La cérémonie a lieu à la Cité de l'Union africaine, un endroit isolé pour accueillir les ambassadeurs étrangers et les chefs d'Etat qui feront le déplacement.

Une cérémonie dans un climat tendu : l'opposition conteste la victoire du président sortant.

C'est une demi-victoire pour Joseph Kabila : l'élection présidentielle est entachée de fraudes. Les observateurs étrangers critiquent le manque de transparence et de crédibilité des résultats. Mais, à part l'opposition congolaise, personne n'a remis en cause la victoire de Joseph Kabila. Les pays occidentaux, dont la Belgique, se retrouvent coincés entre un président à la légitimité mise en doute par les fraudes et un opposant aux prises de position radicales tout aussi douteuses. Etienne Tshisekedi, qui demande le respect de la démocratie, s'est déclaré président avant la publication des résultats. Il appelle à des marches pacifiques mais propose qu'on lui amène Kabila ligoté contre une forte récompense. Il démet le gouvernement de ses fonctions et annonce qu'il sera lui aussi proclamé président vendredi prochain.

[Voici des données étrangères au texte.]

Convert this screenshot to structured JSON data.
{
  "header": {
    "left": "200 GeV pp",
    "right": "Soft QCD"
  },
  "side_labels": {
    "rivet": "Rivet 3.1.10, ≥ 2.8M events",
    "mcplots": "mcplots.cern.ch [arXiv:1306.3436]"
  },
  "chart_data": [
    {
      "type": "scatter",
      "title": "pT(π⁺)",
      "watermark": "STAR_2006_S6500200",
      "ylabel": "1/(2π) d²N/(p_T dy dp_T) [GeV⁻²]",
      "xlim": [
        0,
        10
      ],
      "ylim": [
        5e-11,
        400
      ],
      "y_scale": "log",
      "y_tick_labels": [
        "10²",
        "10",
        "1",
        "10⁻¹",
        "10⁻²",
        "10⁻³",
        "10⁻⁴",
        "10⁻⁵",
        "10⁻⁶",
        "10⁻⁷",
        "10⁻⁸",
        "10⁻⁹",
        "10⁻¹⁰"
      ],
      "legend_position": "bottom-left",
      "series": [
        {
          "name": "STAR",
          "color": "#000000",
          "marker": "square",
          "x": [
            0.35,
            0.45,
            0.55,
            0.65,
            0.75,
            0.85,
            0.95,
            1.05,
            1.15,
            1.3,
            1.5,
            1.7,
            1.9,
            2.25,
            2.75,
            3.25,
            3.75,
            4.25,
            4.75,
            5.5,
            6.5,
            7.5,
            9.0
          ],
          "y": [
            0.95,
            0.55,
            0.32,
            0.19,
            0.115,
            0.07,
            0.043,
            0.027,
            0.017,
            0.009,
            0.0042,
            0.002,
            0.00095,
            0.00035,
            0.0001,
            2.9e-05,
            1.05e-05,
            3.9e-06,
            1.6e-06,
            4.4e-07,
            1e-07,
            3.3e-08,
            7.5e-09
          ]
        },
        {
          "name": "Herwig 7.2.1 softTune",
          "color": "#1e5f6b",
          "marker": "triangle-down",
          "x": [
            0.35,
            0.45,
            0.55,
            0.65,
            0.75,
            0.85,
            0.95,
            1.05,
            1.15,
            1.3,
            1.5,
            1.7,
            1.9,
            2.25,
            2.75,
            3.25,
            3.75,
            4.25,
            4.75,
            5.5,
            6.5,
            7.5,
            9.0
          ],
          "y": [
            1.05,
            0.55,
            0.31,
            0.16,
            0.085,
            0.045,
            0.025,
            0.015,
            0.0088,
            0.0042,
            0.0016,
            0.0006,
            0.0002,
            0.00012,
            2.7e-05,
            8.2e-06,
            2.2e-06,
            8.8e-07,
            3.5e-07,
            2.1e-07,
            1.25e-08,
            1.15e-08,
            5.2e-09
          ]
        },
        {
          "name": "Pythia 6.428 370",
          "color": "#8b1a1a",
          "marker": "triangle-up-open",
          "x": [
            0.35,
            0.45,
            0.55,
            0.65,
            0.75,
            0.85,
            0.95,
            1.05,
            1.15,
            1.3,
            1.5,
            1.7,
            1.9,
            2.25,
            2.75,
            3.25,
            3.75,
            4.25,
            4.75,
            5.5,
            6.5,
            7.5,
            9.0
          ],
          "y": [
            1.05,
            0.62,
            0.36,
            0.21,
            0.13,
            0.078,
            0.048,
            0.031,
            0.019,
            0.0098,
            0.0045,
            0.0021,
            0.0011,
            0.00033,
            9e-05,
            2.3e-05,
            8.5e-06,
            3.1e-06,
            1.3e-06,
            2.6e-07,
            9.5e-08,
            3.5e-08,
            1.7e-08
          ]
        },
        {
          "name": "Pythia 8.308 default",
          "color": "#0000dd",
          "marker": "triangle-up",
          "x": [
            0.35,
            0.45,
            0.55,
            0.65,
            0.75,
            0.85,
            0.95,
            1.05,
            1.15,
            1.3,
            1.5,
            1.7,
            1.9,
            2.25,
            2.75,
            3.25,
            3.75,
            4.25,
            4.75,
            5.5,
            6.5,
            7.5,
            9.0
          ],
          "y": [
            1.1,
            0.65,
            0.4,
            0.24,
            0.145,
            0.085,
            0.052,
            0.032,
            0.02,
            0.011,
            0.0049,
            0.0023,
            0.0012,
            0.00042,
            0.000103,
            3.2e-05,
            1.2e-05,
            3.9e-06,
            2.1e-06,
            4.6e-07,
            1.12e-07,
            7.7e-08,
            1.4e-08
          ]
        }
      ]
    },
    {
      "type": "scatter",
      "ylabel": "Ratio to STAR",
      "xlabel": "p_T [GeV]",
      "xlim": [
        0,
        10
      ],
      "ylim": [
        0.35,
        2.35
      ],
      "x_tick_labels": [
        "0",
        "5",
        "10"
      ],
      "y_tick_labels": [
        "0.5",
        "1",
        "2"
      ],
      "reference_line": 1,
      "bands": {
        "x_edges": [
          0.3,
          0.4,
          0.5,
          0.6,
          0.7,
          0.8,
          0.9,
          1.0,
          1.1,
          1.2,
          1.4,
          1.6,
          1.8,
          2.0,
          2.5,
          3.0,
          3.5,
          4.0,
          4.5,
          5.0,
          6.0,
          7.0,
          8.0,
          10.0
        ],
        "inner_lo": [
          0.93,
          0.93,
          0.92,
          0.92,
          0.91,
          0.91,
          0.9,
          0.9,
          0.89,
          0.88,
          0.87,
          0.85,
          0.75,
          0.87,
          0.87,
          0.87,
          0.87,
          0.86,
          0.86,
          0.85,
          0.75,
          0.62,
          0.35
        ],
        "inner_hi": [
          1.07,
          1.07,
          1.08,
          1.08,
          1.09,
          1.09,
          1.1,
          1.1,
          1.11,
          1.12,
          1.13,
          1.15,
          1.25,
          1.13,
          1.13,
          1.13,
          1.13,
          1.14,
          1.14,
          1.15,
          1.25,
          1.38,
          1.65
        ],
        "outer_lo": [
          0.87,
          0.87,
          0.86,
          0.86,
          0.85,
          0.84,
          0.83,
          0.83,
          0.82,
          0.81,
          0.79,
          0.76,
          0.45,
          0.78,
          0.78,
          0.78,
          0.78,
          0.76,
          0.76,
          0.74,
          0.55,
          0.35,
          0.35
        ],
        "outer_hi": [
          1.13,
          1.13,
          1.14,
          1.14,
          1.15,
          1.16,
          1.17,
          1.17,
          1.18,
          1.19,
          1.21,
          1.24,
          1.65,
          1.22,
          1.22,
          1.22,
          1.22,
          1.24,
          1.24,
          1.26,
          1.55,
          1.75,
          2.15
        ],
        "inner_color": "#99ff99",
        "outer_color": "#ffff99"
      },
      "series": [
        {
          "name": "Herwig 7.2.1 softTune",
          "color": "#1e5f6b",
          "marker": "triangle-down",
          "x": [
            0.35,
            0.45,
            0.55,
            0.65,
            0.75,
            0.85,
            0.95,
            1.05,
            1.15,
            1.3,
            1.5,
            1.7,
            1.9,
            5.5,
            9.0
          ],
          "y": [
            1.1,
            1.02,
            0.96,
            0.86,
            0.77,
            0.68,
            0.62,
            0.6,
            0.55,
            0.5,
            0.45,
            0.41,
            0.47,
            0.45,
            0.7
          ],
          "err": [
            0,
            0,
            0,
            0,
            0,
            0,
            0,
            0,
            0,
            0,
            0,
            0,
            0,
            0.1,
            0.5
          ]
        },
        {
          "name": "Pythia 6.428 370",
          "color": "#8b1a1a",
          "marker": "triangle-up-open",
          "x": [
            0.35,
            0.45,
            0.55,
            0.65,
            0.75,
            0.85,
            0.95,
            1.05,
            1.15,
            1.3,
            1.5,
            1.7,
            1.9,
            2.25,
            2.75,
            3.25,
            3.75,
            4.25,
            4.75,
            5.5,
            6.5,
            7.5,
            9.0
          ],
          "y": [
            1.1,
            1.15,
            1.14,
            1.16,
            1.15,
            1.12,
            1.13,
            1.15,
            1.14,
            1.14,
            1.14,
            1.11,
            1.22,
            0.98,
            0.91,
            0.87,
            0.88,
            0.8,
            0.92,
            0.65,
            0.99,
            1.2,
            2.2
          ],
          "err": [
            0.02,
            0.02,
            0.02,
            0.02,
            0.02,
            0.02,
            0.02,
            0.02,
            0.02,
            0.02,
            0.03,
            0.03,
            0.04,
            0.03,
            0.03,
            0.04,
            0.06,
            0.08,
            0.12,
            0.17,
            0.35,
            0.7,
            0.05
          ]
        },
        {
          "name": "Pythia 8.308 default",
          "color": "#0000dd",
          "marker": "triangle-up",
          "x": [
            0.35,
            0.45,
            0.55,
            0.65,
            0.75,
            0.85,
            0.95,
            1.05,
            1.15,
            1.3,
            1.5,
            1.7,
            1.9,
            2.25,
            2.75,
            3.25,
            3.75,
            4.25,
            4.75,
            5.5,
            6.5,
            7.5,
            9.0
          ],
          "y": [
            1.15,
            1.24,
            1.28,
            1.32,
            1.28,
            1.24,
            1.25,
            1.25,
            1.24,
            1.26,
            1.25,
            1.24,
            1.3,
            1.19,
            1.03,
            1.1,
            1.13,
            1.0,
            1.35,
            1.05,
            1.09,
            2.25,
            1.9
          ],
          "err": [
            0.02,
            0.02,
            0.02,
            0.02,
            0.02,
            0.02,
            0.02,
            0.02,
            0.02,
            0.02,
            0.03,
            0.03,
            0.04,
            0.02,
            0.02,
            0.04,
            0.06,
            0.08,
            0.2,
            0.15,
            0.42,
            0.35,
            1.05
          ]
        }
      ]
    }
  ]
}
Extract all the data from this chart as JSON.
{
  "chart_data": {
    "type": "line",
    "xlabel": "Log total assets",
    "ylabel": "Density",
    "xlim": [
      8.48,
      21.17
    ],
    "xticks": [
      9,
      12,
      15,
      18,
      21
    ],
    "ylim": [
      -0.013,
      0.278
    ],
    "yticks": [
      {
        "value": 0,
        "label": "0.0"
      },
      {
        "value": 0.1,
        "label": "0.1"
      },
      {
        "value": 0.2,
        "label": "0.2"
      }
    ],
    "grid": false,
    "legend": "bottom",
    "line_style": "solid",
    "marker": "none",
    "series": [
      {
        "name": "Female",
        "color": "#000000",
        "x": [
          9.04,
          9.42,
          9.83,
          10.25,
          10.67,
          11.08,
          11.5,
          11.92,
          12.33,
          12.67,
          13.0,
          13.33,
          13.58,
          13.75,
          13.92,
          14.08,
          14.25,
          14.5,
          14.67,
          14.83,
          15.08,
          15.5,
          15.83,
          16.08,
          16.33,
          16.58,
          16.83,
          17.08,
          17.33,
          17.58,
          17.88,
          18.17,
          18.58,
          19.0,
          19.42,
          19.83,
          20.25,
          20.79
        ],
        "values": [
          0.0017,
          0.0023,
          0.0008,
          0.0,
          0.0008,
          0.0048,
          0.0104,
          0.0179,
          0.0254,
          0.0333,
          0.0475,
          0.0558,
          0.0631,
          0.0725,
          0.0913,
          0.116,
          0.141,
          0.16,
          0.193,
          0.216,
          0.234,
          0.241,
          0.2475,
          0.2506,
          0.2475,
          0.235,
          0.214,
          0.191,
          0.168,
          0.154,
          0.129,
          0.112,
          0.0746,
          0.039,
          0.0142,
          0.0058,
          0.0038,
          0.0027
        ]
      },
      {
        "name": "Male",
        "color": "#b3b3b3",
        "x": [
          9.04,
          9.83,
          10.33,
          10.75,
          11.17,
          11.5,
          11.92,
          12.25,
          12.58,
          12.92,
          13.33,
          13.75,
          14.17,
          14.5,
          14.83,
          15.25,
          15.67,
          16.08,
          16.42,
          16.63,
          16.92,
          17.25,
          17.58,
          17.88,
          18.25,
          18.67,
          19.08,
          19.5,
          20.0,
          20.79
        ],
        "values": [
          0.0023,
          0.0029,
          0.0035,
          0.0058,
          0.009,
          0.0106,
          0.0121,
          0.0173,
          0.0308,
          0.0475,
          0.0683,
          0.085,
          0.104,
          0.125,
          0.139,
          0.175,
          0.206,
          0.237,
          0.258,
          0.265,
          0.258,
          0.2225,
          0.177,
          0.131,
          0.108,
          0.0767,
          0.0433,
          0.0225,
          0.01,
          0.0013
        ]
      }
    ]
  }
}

C'est un casse-tête pour la Belgique qui a finalement renoncé à envoyer son nouveau ministre des Affaires étrangère. La Belgique sera représentée par son ambassadeur.

Au Congo, les positions se sont tellement radicalisées que personne aujourd'hui ne peut dire quelle sera l'issue de cette affaire dont les répercussions se font sentir jusque dans les rues de Bruxelles, marquées par les violences de ces derniers jours. Même une médiation semble aujourd'hui impossible.